🔬Generating Molecules, Not Just Models

CASP 14 dominance

AlphaFold2 achieved unprecedented accuracy at the 2020 protein structure prediction competition, effectively solving the 50-year challenge of predicting single-chain protein structures when evolutionary data is available.

Structure vs. folding distinction

The breakthrough addressed predicting final static structures but not the dynamic folding process itself, leaving intermediate states and misfolding pathways poorly understood.

Proteins as cellular machinery

Proteins are sequences of 20 amino acid types that fold into functional machines, with their 3D shape determining biological function and disease mechanisms.

Small molecules and nucleic acids

Small molecules feature diverse atomic compositions distinct from proteins, while nucleic acids (DNA/RNA) use 4-base sequences similar to proteins but require different modeling approaches.

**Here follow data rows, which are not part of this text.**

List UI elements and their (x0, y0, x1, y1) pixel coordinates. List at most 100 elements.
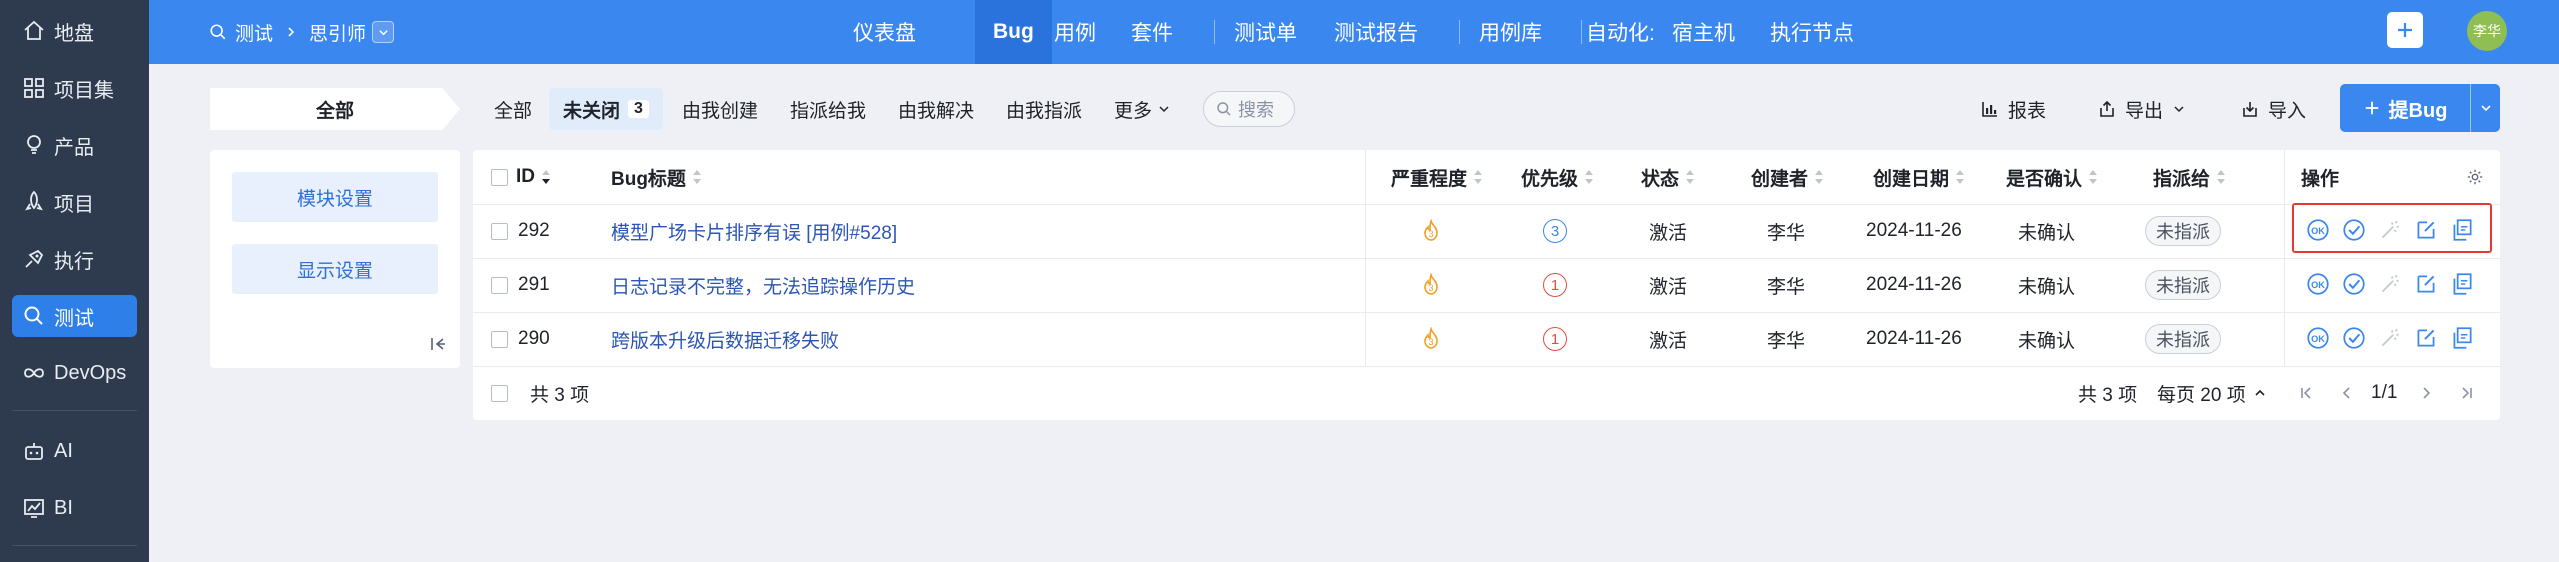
last-page-icon[interactable] (2459, 385, 2475, 401)
tab-more[interactable]: 更多 (1114, 88, 1170, 130)
display-settings-button[interactable]: 显示设置 (232, 244, 438, 294)
nav-testreport[interactable]: 测试报告 (1334, 0, 1418, 64)
col-status[interactable]: 状态 (1641, 150, 1695, 204)
col-creator[interactable]: 创建者 (1751, 150, 1824, 204)
create-bug-dropdown[interactable] (2471, 102, 2500, 114)
col-id[interactable]: ID (491, 150, 551, 204)
first-page-icon[interactable] (2298, 385, 2314, 401)
sidebar-item-test[interactable]: 测试 (12, 295, 137, 337)
sidebar-item-execution[interactable]: 执行 (12, 238, 137, 280)
nav-case[interactable]: 用例 (1054, 0, 1096, 64)
col-priority[interactable]: 优先级 (1521, 150, 1594, 204)
collapse-panel-icon[interactable] (428, 334, 448, 354)
bug-title-link[interactable]: 日志记录不完整，无法追踪操作历史 (611, 258, 915, 312)
bug-title-link[interactable]: 模型广场卡片排序有误 [用例#528] (611, 204, 897, 258)
export-button[interactable]: 导出 (2097, 88, 2185, 130)
column-divider (1365, 150, 1366, 366)
sidebar-item-bi[interactable]: BI (12, 487, 137, 529)
sort-icon (542, 170, 550, 184)
assignee-pill[interactable]: 未指派 (2145, 216, 2221, 246)
prev-page-icon[interactable] (2339, 385, 2355, 401)
tab-resolved-by-me[interactable]: 由我解决 (898, 88, 974, 130)
row-checkbox[interactable] (491, 222, 508, 240)
copy-icon[interactable] (2449, 325, 2475, 351)
col-confirmed[interactable]: 是否确认 (2006, 150, 2098, 204)
edit-icon[interactable] (2413, 271, 2439, 297)
nav-caselib[interactable]: 用例库 (1479, 0, 1542, 64)
tab-all[interactable]: 全部 (494, 88, 532, 130)
product-switcher-button[interactable] (372, 21, 395, 43)
scope-selector[interactable]: 全部 (210, 88, 460, 130)
status-cell: 激活 (1649, 276, 1688, 298)
nav-dashboard[interactable]: 仪表盘 (853, 0, 916, 64)
col-assignee[interactable]: 指派给 (2153, 150, 2226, 204)
user-avatar[interactable]: 李华 (2467, 11, 2507, 51)
assignee-cell[interactable]: 未指派 (2145, 312, 2221, 366)
create-bug-label: 提Bug (2388, 99, 2448, 122)
report-button[interactable]: 报表 (1980, 88, 2046, 130)
sidebar-item-product[interactable]: 产品 (12, 124, 137, 166)
table-row-id[interactable]: 291 (491, 258, 550, 312)
resolve-icon[interactable] (2341, 271, 2367, 297)
col-title[interactable]: Bug标题 (611, 150, 702, 204)
select-all-checkbox[interactable] (491, 168, 508, 186)
status-cell: 激活 (1649, 330, 1688, 352)
bug-id: 292 (518, 220, 550, 241)
tab-assigned-by-me[interactable]: 由我指派 (1006, 88, 1082, 130)
nav-divider (1459, 20, 1460, 44)
assignee-pill[interactable]: 未指派 (2145, 270, 2221, 300)
confirm-icon[interactable]: OK (2305, 271, 2331, 297)
svg-text:3: 3 (1428, 229, 1433, 239)
footer-select-checkbox[interactable] (491, 384, 508, 402)
sidebar-item-devops[interactable]: DevOps (12, 352, 137, 394)
table-row-id[interactable]: 290 (491, 312, 550, 366)
nav-host[interactable]: 宿主机 (1672, 0, 1735, 64)
assignee-pill[interactable]: 未指派 (2145, 324, 2221, 354)
tab-unclosed[interactable]: 未关闭 3 (549, 88, 663, 130)
gear-icon[interactable] (2466, 168, 2484, 186)
confirm-icon[interactable]: OK (2305, 325, 2331, 351)
report-label: 报表 (2008, 100, 2047, 122)
sidebar-item-program[interactable]: 项目集 (12, 67, 137, 109)
assignee-cell[interactable]: 未指派 (2145, 258, 2221, 312)
import-icon (2243, 102, 2257, 117)
edit-icon[interactable] (2413, 325, 2439, 351)
breadcrumb-module[interactable]: 测试 (235, 19, 273, 46)
create-bug-button[interactable]: 提Bug (2340, 84, 2500, 132)
copy-icon[interactable] (2449, 271, 2475, 297)
search-icon (210, 24, 226, 40)
global-create-button[interactable] (2387, 12, 2423, 48)
table-footer-select[interactable]: 共 3 项 (491, 366, 589, 420)
create-bug-main[interactable]: 提Bug (2340, 94, 2470, 123)
tab-created-by-me[interactable]: 由我创建 (682, 88, 758, 130)
row-checkbox[interactable] (491, 330, 508, 348)
import-button[interactable]: 导入 (2240, 88, 2306, 130)
sort-icon (1474, 170, 1483, 184)
nav-testtask[interactable]: 测试单 (1234, 0, 1297, 64)
module-settings-button[interactable]: 模块设置 (232, 172, 438, 222)
creator-cell: 李华 (1767, 276, 1806, 298)
assignee-cell[interactable]: 未指派 (2145, 204, 2221, 258)
col-created-date[interactable]: 创建日期 (1873, 150, 1965, 204)
col-actions: 操作 (2301, 168, 2340, 190)
resolve-icon[interactable] (2341, 325, 2367, 351)
per-page-selector[interactable]: 每页 20 项 (2157, 366, 2266, 420)
tab-label: 更多 (1114, 100, 1153, 122)
row-checkbox[interactable] (491, 276, 508, 294)
tab-assigned-to-me[interactable]: 指派给我 (790, 88, 866, 130)
bug-title-link[interactable]: 跨版本升级后数据迁移失败 (611, 312, 839, 366)
sidebar-item-label: 执行 (54, 250, 94, 273)
priority-badge: 1 (1543, 327, 1567, 351)
search-button[interactable]: 搜索 (1203, 91, 1295, 127)
sidebar-item-dashboard[interactable]: 地盘 (12, 10, 137, 52)
next-page-icon[interactable] (2418, 385, 2434, 401)
breadcrumb-product[interactable]: 思引师 (309, 19, 366, 46)
nav-suite[interactable]: 套件 (1131, 0, 1173, 64)
table-row-id[interactable]: 292 (491, 204, 550, 258)
sidebar-item-project[interactable]: 项目 (12, 181, 137, 223)
col-severity[interactable]: 严重程度 (1391, 150, 1483, 204)
sidebar-item-ai[interactable]: AI (12, 430, 137, 472)
sidebar-item-label: 项目 (54, 193, 94, 216)
nav-bug[interactable]: Bug (975, 0, 1052, 64)
nav-exec-node[interactable]: 执行节点 (1770, 0, 1854, 64)
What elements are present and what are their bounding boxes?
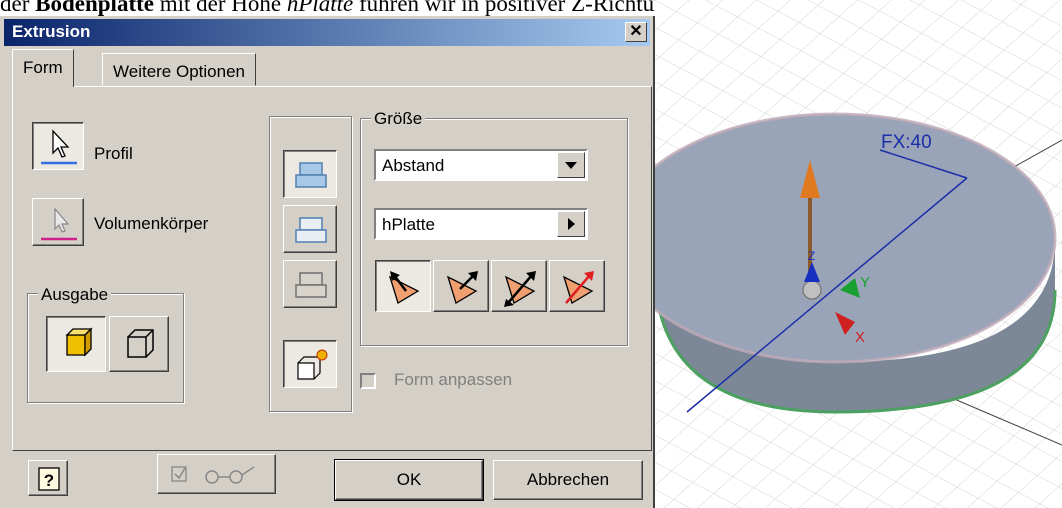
- form-anpassen-label: Form anpassen: [394, 370, 513, 389]
- ausgabe-legend: Ausgabe: [38, 285, 112, 305]
- doc-text-italic: hPlatte: [286, 0, 354, 16]
- groesse-legend: Größe: [371, 109, 426, 129]
- direction-symmetric-button[interactable]: [491, 260, 547, 312]
- doc-text-before: der: [0, 0, 36, 16]
- profil-label: Profil: [94, 144, 133, 163]
- direction-1-button[interactable]: [375, 260, 431, 312]
- direction-symmetric-icon: [504, 271, 536, 307]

Dynamic and complex systems

Models struggle with intrinsically disordered proteins, multi-chain complexes, and conformational switching where proteins change shape based on cellular environment.

The orphan protein problem

Structure prediction fails for proteins lacking evolutionary homologs, as current methods rely heavily on multiple sequence alignments (MSA) to infer spatial constraints.

Co-evolutionary signals

Spatially close amino acids show correlated mutations across species through compensatory changes, providing distance constraints that enable accurate geometric reconstruction.

MSA dependency bottleneck

This reliance on evolutionary history means the 'solved' problem only applies to well-characterized protein families, leaving many therapeutic targets structurally opaque.